Il a appelé un médecin qu'il connaissait et lui a demandé de l'aide. Après de nombreux appels téléphoniques et des conversations animées, il a finalement été admis.

Son état n'a pas changé pendant cinq jours.

"Je ne pouvais pas respirer - c'était comme si tout en moi était collé. J'avais des crises de panique car je ne pouvais pas respirer. C'était comme si j'avais plongé sous l'eau et que je ne pouvais pas faire surface."

L'histoire continue

Il a crié aux infirmières de lui donner quelque chose pour soulager la douleur. Se rendre à l'hôpital ne suffit pas toujours pour se faire soigner au Turkménistan, dit M. Kurbanov. Les médecins ignorent systématiquement les patients et les infirmières ne les vérifient pas à moins que quelqu'un de haut niveau n'appelle les bonnes personnes.

Le cas du diplomate turc Kemal Uckun a menacé de lever le voile sur la crise du Covid au Turkménistan

L'hôpital manquait également de personnel avec quelques infirmières qui s'occupaient de plus de 60 personnes. Il y a eu des moments où une femme de ménage a administré des injections, a-t-il dit.

Les infirmières ont partagé des histoires sur des patients qui s'effondraient et mouraient devant elles parce qu'il n'y avait pas de ventilateurs disponibles et que les machines à oxygène ne fonctionnaient pas. Les médecins changèrent plusieurs fois le traitement de M. Kurbanov.

Il a dépensé environ 2 000 $ (1 500 £) en médicaments et en pots-de-vin, une somme énorme au Turkménistan, et a été libéré au bout de 10 jours.

Les médias turkmènes basés à l'étranger font état de la troisième vague d'infections, mais presque tout le monde à l'intérieur du pays a peur de parler. Le site Turkmen.news a recensé plus de 60 personnes décédées du Covid-19 depuis le début de la pandémie.

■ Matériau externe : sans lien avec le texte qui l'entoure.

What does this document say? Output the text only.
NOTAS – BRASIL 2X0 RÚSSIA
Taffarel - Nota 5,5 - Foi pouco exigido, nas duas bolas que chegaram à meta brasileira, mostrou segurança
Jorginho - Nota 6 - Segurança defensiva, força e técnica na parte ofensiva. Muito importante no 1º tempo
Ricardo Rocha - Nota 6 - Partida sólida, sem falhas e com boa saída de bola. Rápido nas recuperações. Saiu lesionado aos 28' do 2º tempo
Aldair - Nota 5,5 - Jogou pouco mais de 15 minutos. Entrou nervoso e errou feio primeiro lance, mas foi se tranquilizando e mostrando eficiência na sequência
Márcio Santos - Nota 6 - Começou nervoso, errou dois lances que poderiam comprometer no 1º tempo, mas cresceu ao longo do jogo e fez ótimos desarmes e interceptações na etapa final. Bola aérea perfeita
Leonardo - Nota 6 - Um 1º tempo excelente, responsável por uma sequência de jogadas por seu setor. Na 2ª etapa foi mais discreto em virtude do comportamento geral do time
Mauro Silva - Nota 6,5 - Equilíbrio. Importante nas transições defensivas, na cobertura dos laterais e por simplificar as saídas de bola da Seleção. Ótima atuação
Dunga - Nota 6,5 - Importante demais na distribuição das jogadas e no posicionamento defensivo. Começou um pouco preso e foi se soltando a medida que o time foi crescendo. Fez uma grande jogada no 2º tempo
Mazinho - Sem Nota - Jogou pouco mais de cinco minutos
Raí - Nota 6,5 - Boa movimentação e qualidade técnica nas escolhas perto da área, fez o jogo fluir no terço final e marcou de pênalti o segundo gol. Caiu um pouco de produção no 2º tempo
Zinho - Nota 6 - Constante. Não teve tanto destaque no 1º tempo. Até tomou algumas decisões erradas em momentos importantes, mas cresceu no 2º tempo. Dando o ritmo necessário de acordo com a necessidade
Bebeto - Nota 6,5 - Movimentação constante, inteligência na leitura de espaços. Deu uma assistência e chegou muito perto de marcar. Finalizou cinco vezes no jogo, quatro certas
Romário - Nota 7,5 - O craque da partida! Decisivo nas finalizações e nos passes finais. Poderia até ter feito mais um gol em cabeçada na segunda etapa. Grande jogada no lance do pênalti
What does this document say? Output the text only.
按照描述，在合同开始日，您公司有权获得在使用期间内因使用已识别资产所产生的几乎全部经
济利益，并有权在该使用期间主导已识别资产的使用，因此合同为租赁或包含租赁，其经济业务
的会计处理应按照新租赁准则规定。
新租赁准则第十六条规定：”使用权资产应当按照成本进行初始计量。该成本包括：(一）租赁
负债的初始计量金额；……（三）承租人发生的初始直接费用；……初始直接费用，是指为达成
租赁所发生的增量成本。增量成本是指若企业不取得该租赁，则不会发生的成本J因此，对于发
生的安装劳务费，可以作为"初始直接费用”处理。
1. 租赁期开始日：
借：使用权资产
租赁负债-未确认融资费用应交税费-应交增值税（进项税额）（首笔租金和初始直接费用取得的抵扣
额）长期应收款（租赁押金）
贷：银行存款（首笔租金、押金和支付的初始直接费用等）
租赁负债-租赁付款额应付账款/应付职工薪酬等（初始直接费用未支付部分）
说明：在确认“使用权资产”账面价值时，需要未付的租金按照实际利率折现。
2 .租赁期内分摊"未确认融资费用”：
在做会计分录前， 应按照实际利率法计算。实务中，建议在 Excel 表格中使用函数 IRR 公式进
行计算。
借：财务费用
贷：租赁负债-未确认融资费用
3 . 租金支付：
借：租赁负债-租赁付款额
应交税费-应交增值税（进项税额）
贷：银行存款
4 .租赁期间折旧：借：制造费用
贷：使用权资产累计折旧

Les autorités turkmènes ne divulguent pas les cas de coronavirus. Le président Gurbanguly Berdymoukhammedov, un ancien dentiste, utilise l'image d'une nation saine comme le cœur de la propagande d'État. Admettre que le pays est touché par la pandémie pourrait saper la légitimité de son régime.

Cependant, un cas l'année dernière a presque fait exploser la dissimulation. Un diplomate turc à Achgabat est tombé malade. Kemal Uckun présentait des symptômes typiques du coronavirus : douleur à la poitrine, sueurs, fièvre. On lui a diagnostiqué une pneumonie.

Sa femme, Guzide Uckun, a envoyé ses radiographies pulmonaires aux hôpitaux turcs et ils ont tous confirmé qu'il avait le Covid-19.

Elle a désespérément tenté de ramener M. Uckun en Turquie, mais les autorités turkmènes auraient refusé d'autoriser un avion équipé sur le plan médical à le faire partir. L'autorisation n'a été accordée que quelques heures après sa mort.

Le corps de M. Uckun a été embaumé et les experts médico-légaux n'ont pas pu trouver de traces de coronavirus.

Le personnel médical au Turkménistan ne dira pas les mots coronavirus ou Covid (photo d'archive)

Les autorités turkmènes ont mis en place des mesures de quarantaine pour arrêter la propagation de la maladie. Mais le gouvernement insiste sur le fait que, grâce à ses "mesures préventives", le pays reste exempt de Covid.

Aucun membre du personnel de l'hôpital de M. Kurbanov n'a utilisé les mots Covid ou coronavirus. "Ils diraient 'ce virus' ou 'cette maladie'", a-t-il déclaré. "Je les pousserais, 'Pourquoi ne dites-vous pas ce que c'est ? Est-ce Covid ?' Et ils hochaient la tête en silence."

Alors qu'il était à l'hôpital, M. Kurbanov a reçu un SMS du gouvernement avec un avertissement de santé. Il a exhorté les gens à porter des masques faciaux à cause de la poussière dans l'air.

« Sommes-nous en train de mourir de poussière ? il a dit. "Ils laisseront les gens mourir mais ils n'admettront jamais qu'ils ont Covid."